The first time my partner appeared on my BeReal, an acquaintance commented something along the lines of “another hot asian girl lost to a musty white man.” There are many things to say about relationships, but to be boiled down into a simple and overplayed trope was, again, cheapening. There are many things I could say about them, but their race would not be the first because it isn’t (and should not be) their defining feature. I was quite offended to have commentary on my relationship, but even more offended when people defended them – they’re nice they didn’t mean it like that, they’re right you know you’ve become a statistic. To defend themselves they stated that it was a joke.

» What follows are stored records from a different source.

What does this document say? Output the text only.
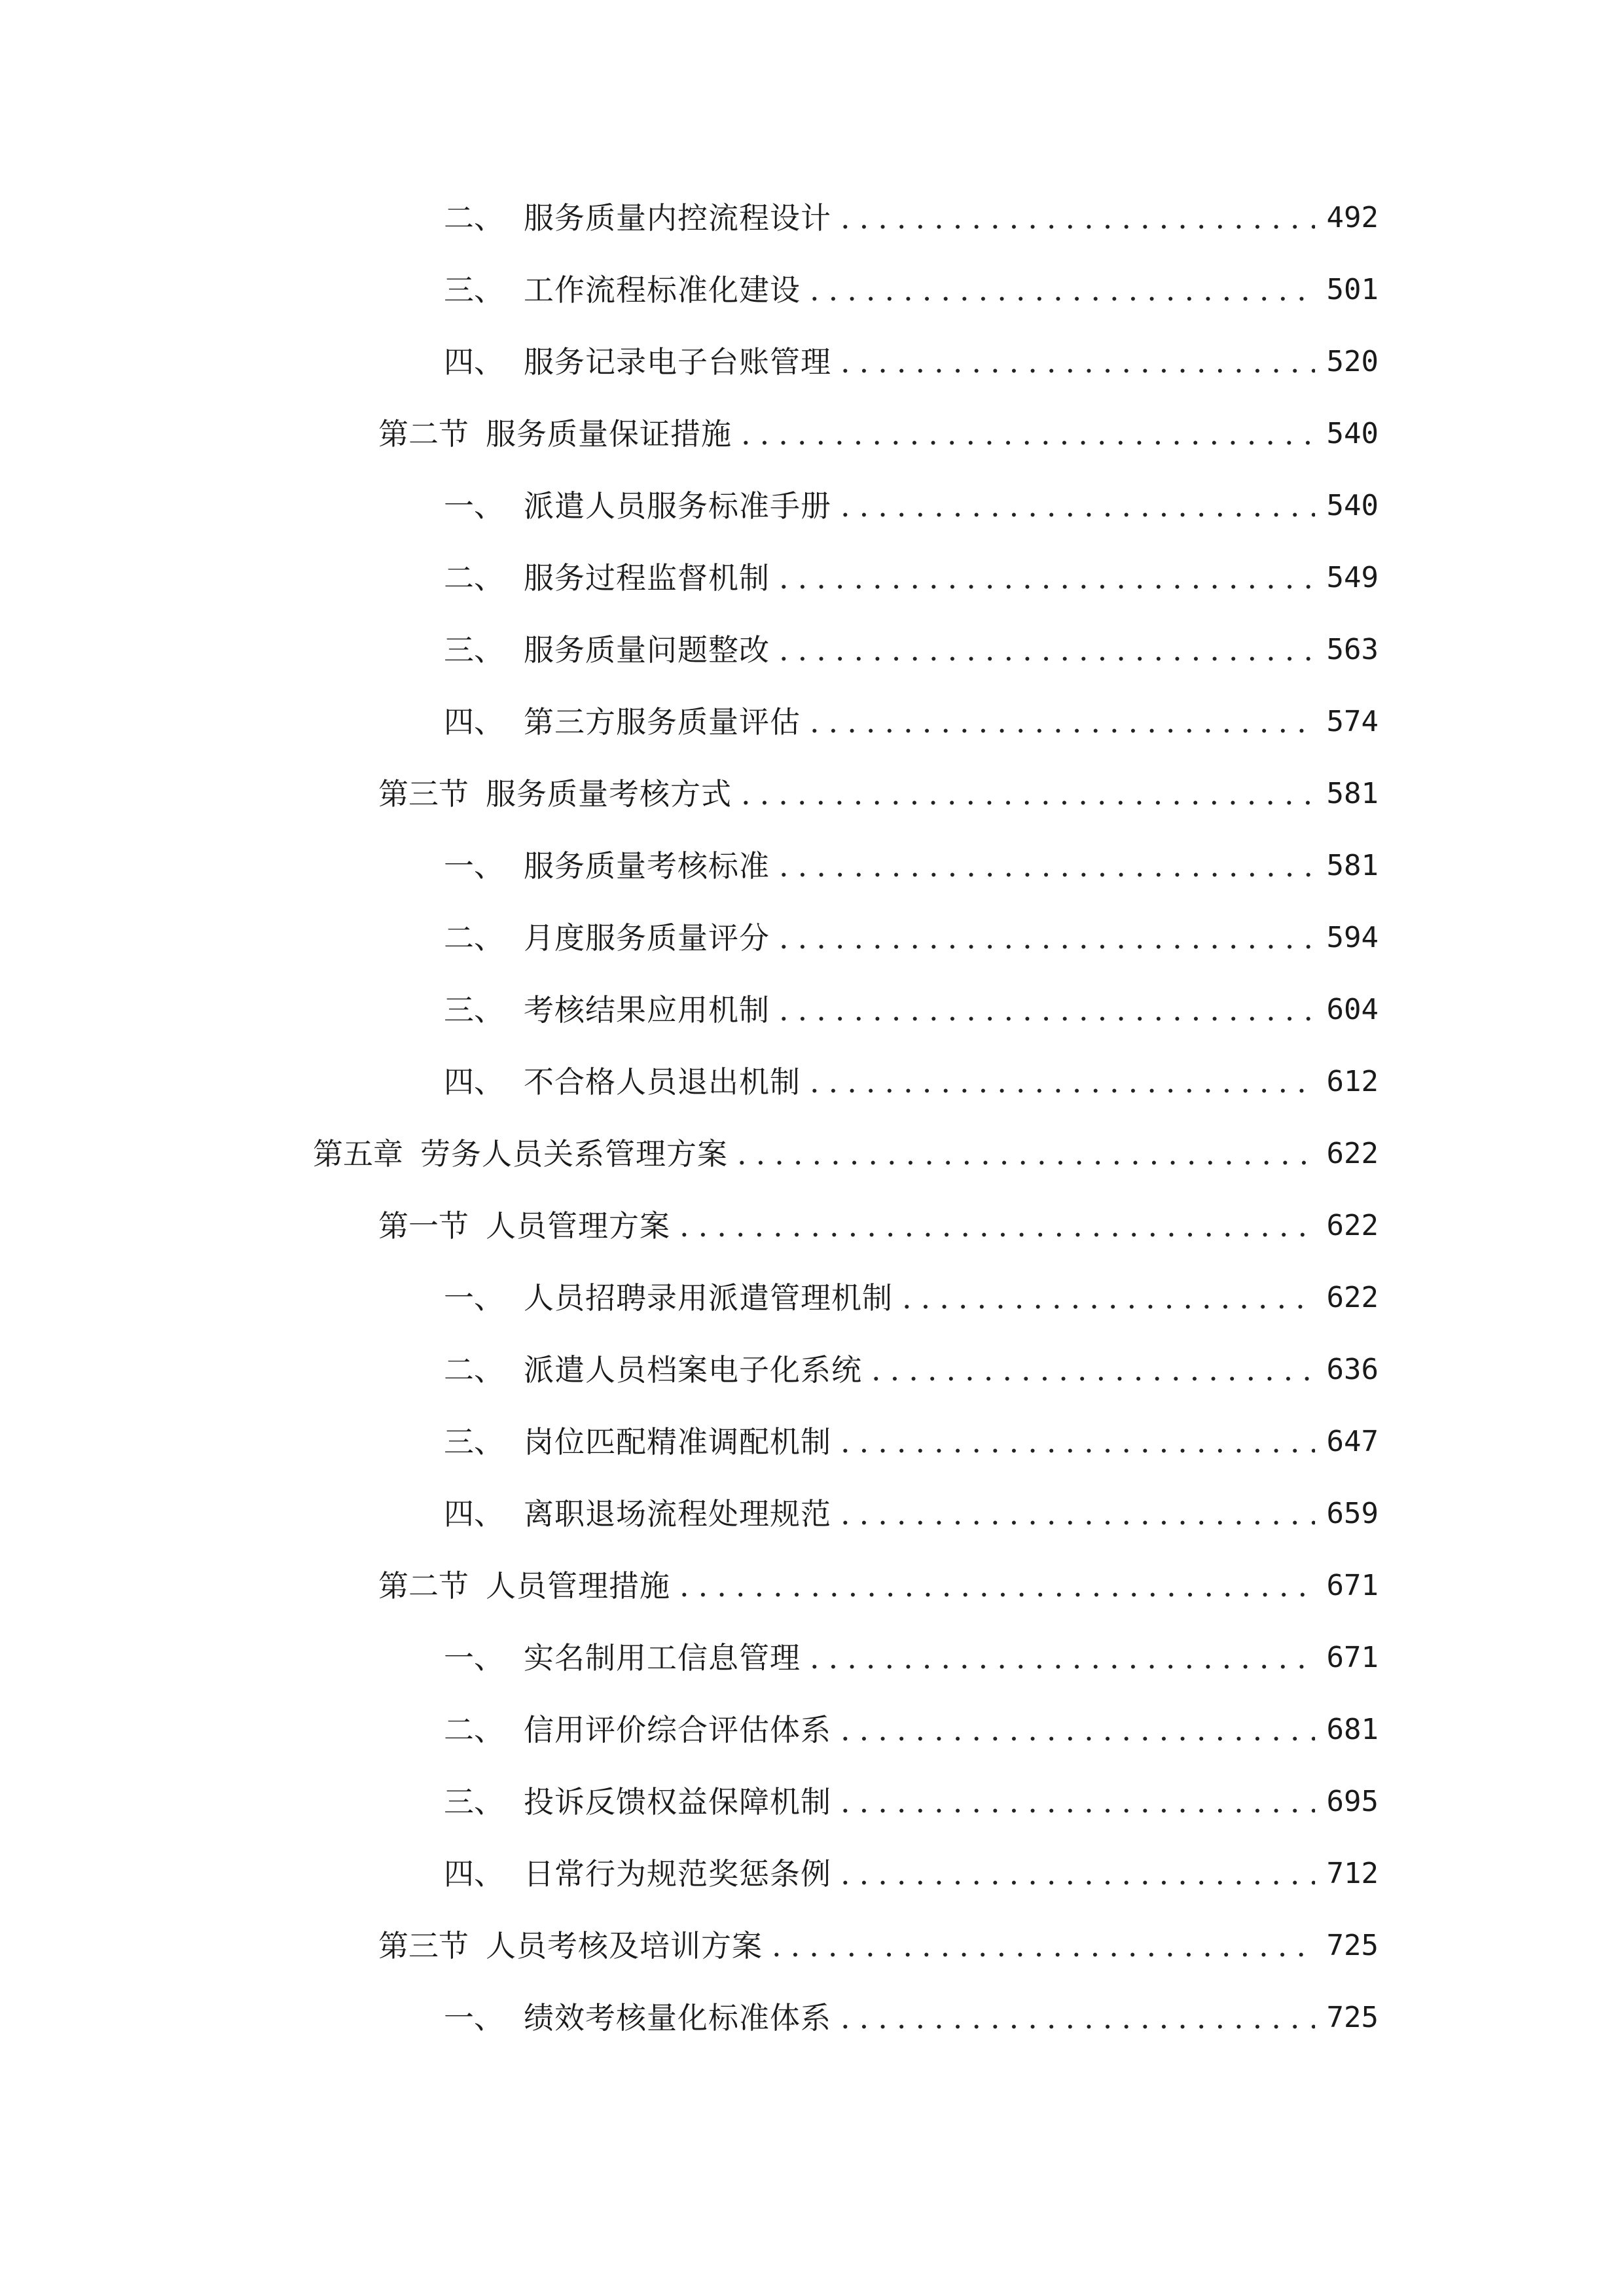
二、 服务质量内控流程设计 .....	492
三、 工作流程标准化建设 .....	501
四、 服务记录电子台账管理 .....	520
第二节 服务质量保证措施 .....	540
一、 派遣人员服务标准手册 .....	540
二、 服务过程监督机制 .....	549
三、 服务质量问题整改 .....	563
四、 第三方服务质量评估 .....	574
第三节 服务质量考核方式 .....	581
一、 服务质量考核标准 .....	581
二、 月度服务质量评分 .....	594
三、 考核结果应用机制 .....	604
四、 不合格人员退出机制 .....	612
第五章 劳务人员关系管理方案 .....	622
第一节 人员管理方案 .....	622
一、 人员招聘录用派遣管理机制 .....	622
二、 派遣人员档案电子化系统 .....	636
三、 岗位匹配精准调配机制 .....	647
四、 离职退场流程处理规范 .....	659
第二节 人员管理措施 .....	671
一、 实名制用工信息管理 .....	671
二、 信用评价综合评估体系 .....	681
三、 投诉反馈权益保障机制 .....	695
四、 日常行为规范奖惩条例 .....	712
第三节 人员考核及培训方案 .....	725
一、 绩效考核量化标准体系 .....	725
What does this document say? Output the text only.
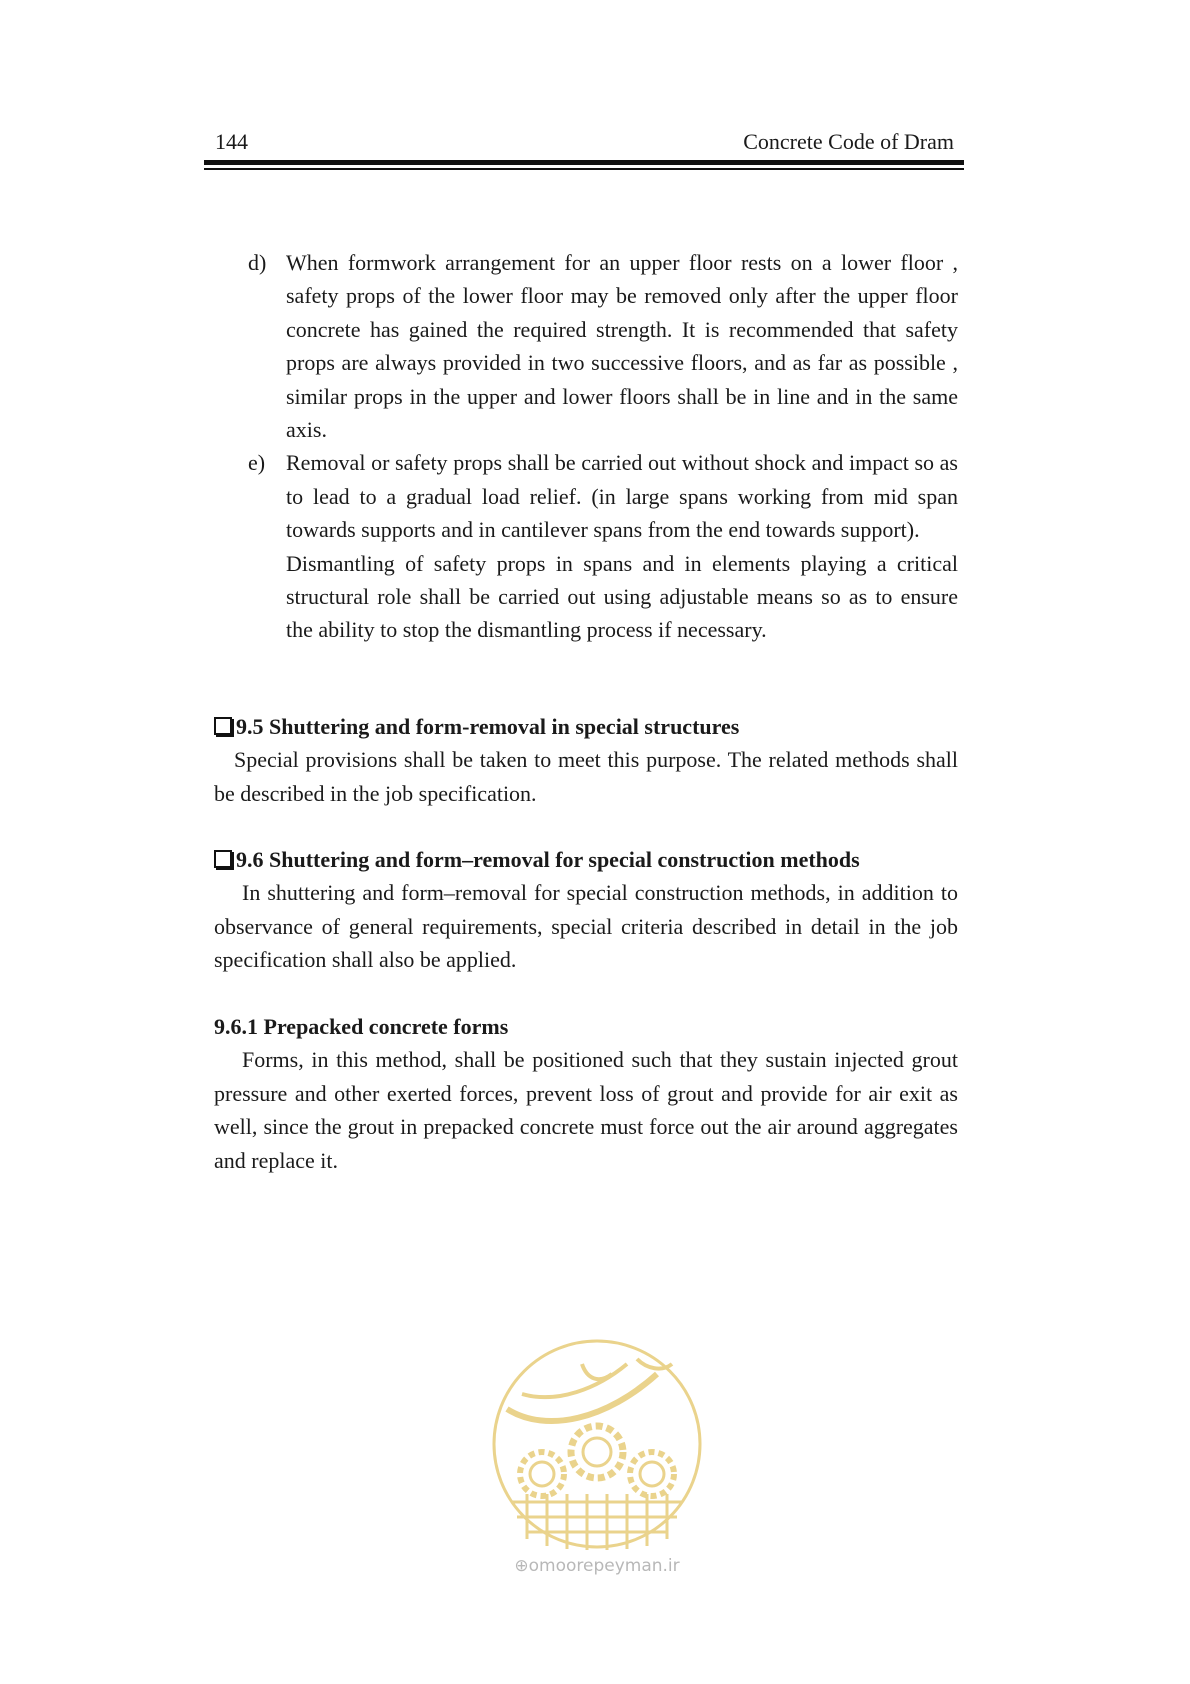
144	Concrete Code of Dram
d) When formwork arrangement for an upper floor rests on a lower floor , safety props of the lower floor may be removed only after the upper floor concrete has gained the required strength. It is recommended that safety props are always provided in two successive floors, and as far as possible , similar props in the upper and lower floors shall be in line and in the same axis.

e) Removal or safety props shall be carried out without shock and impact so as to lead to a gradual load relief. (in large spans working from mid span towards supports and in cantilever spans from the end towards support).

Dismantling of safety props in spans and in elements playing a critical structural role shall be carried out using adjustable means so as to ensure the ability to stop the dismantling process if necessary.

9.5 Shuttering and form-removal in special structures

Special provisions shall be taken to meet this purpose. The related methods shall be described in the job specification.

9.6 Shuttering and form–removal for special construction methods

In shuttering and form–removal for special construction methods, in addition to observance of general requirements, special criteria described in detail in the job specification shall also be applied.

9.6.1 Prepacked concrete forms

Forms, in this method, shall be positioned such that they sustain injected grout pressure and other exerted forces, prevent loss of grout and provide for air exit as well, since the grout in prepacked concrete must force out the air around aggregates and replace it.

⊕omoorepeyman.ir
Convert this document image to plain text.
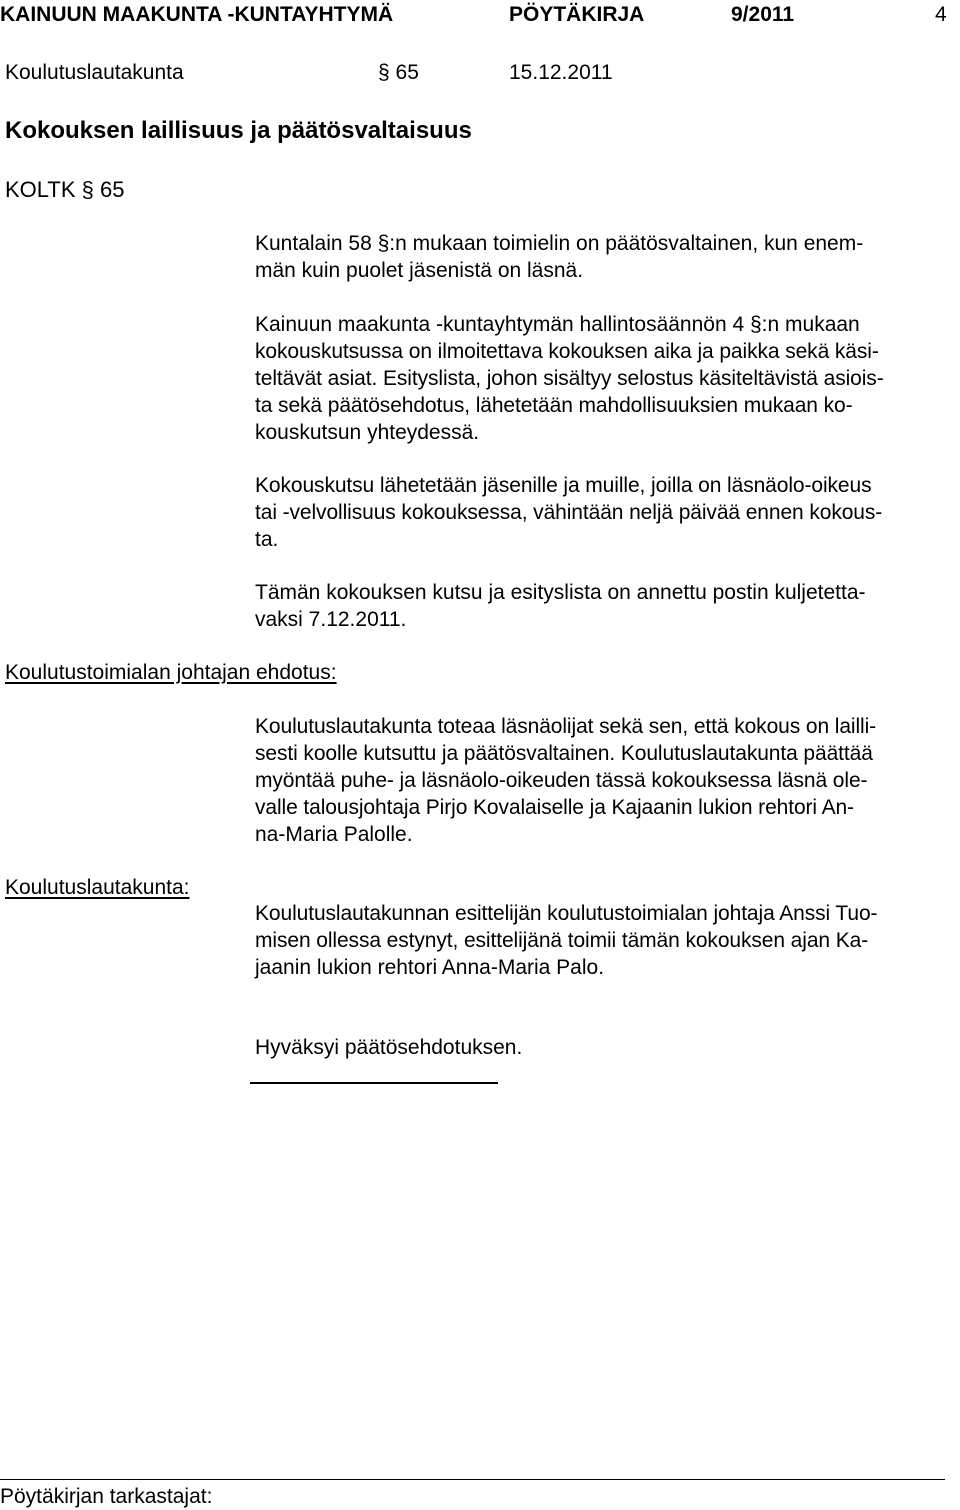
KAINUUN MAAKUNTA -KUNTAYHTYMÄ	PÖYTÄKIRJA	9/2011	4
Koulutuslautakunta	§ 65	15.12.2011
Kokouksen laillisuus ja päätösvaltaisuus
KOLTK § 65
Kuntalain 58 §:n mukaan toimielin on päätösvaltainen, kun enem-
män kuin puolet jäsenistä on läsnä.
Kainuun maakunta -kuntayhtymän hallintosäännön 4 §:n mukaan
kokouskutsussa on ilmoitettava kokouksen aika ja paikka sekä käsi-
teltävät asiat. Esityslista, johon sisältyy selostus käsiteltävistä asiois-
ta sekä päätösehdotus, lähetetään mahdollisuuksien mukaan ko-
kouskutsun yhteydessä.
Kokouskutsu lähetetään jäsenille ja muille, joilla on läsnäolo-oikeus
tai -velvollisuus kokouksessa, vähintään neljä päivää ennen kokous-
ta.
Tämän kokouksen kutsu ja esityslista on annettu postin kuljetetta-
vaksi 7.12.2011.
Koulutustoimialan johtajan ehdotus:
Koulutuslautakunta toteaa läsnäolijat sekä sen, että kokous on lailli-
sesti koolle kutsuttu ja päätösvaltainen. Koulutuslautakunta päättää
myöntää puhe- ja läsnäolo-oikeuden tässä kokouksessa läsnä ole-
valle talousjohtaja Pirjo Kovalaiselle ja Kajaanin lukion rehtori An-
na-Maria Palolle.
Koulutuslautakunta:
Koulutuslautakunnan esittelijän koulutustoimialan johtaja Anssi Tuo-
misen ollessa estynyt, esittelijänä toimii tämän kokouksen ajan Ka-
jaanin lukion rehtori Anna-Maria Palo.
Hyväksyi päätösehdotuksen.
Pöytäkirjan tarkastajat:
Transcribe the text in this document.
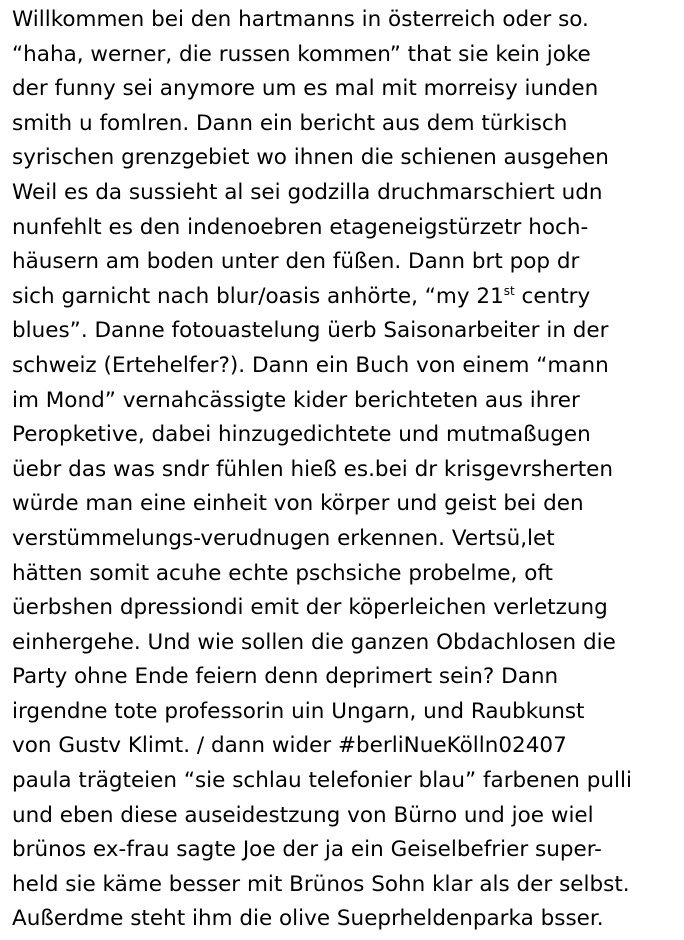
Willkommen bei den hartmanns in österreich oder so.
“haha, werner, die russen kommen” that sie kein joke
der funny sei anymore um es mal mit morreisy iunden
smith u fomlren. Dann ein bericht aus dem türkisch
syrischen grenzgebiet wo ihnen die schienen ausgehen
Weil es da sussieht al sei godzilla druchmarschiert udn
nunfehlt es den indenoebren etageneigstürzetr hoch-
häusern am boden unter den füßen. Dann brt pop dr
sich garnicht nach blur/oasis anhörte, “my 21st centry
blues”. Danne fotouastelung üerb Saisonarbeiter in der
schweiz (Ertehelfer?). Dann ein Buch von einem “mann
im Mond” vernahcässigte kider berichteten aus ihrer
Peropketive, dabei hinzugedichtete und mutmaßugen
üebr das was sndr fühlen hieß es.bei dr krisgevrsherten
würde man eine einheit von körper und geist bei den
verstümmelungs-verudnugen erkennen. Vertsü,let
hätten somit acuhe echte pschsiche probelme, oft
üerbshen dpressiondi emit der köperleichen verletzung
einhergehe. Und wie sollen die ganzen Obdachlosen die
Party ohne Ende feiern denn deprimert sein? Dann
irgendne tote professorin uin Ungarn, und Raubkunst
von Gustv Klimt. / dann wider #berliNueKölln02407
paula trägteien “sie schlau telefonier blau” farbenen pulli
und eben diese auseidestzung von Bürno und joe wiel
brünos ex-frau sagte Joe der ja ein Geiselbefrier super-
held sie käme besser mit Brünos Sohn klar als der selbst.
Außerdme steht ihm die olive Sueprheldenparka bsser.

But I couldn’t help but wonder who was meant to be laughed at, because it certainly felt like I was the person stupid enough to fall into such a stereotypical relationship – just another Asian with a white man. 

My sister, always the first to critique my relationships and keep me grounded, was oddly composed. “What does she seek to gain from that sort of commentary?” Really, what is being gained from this sort of superficial commentary? Does it add anything to the cause for liberation? Does it add anything to the conversation about fetishisation, or does it just insert fetishisation into an interpersonal relationship where it has no reason to be?

As I get older, I no longer accept comments about my race in the realm of sex as flattery –  because it’s not. There are many things to say if you would like to compliment someone to create intimacy. Why don’t you compliment my eyes, or my haircut, or my clothes? Why don’t you tell me I’m funny and that you like my music? Why don’t you say anything else, because complimenting my ethnicity is not a compliment. It’s fetishisation, especially if it is considered a novelty to be intimate with a person of colour, for the very feature of their race.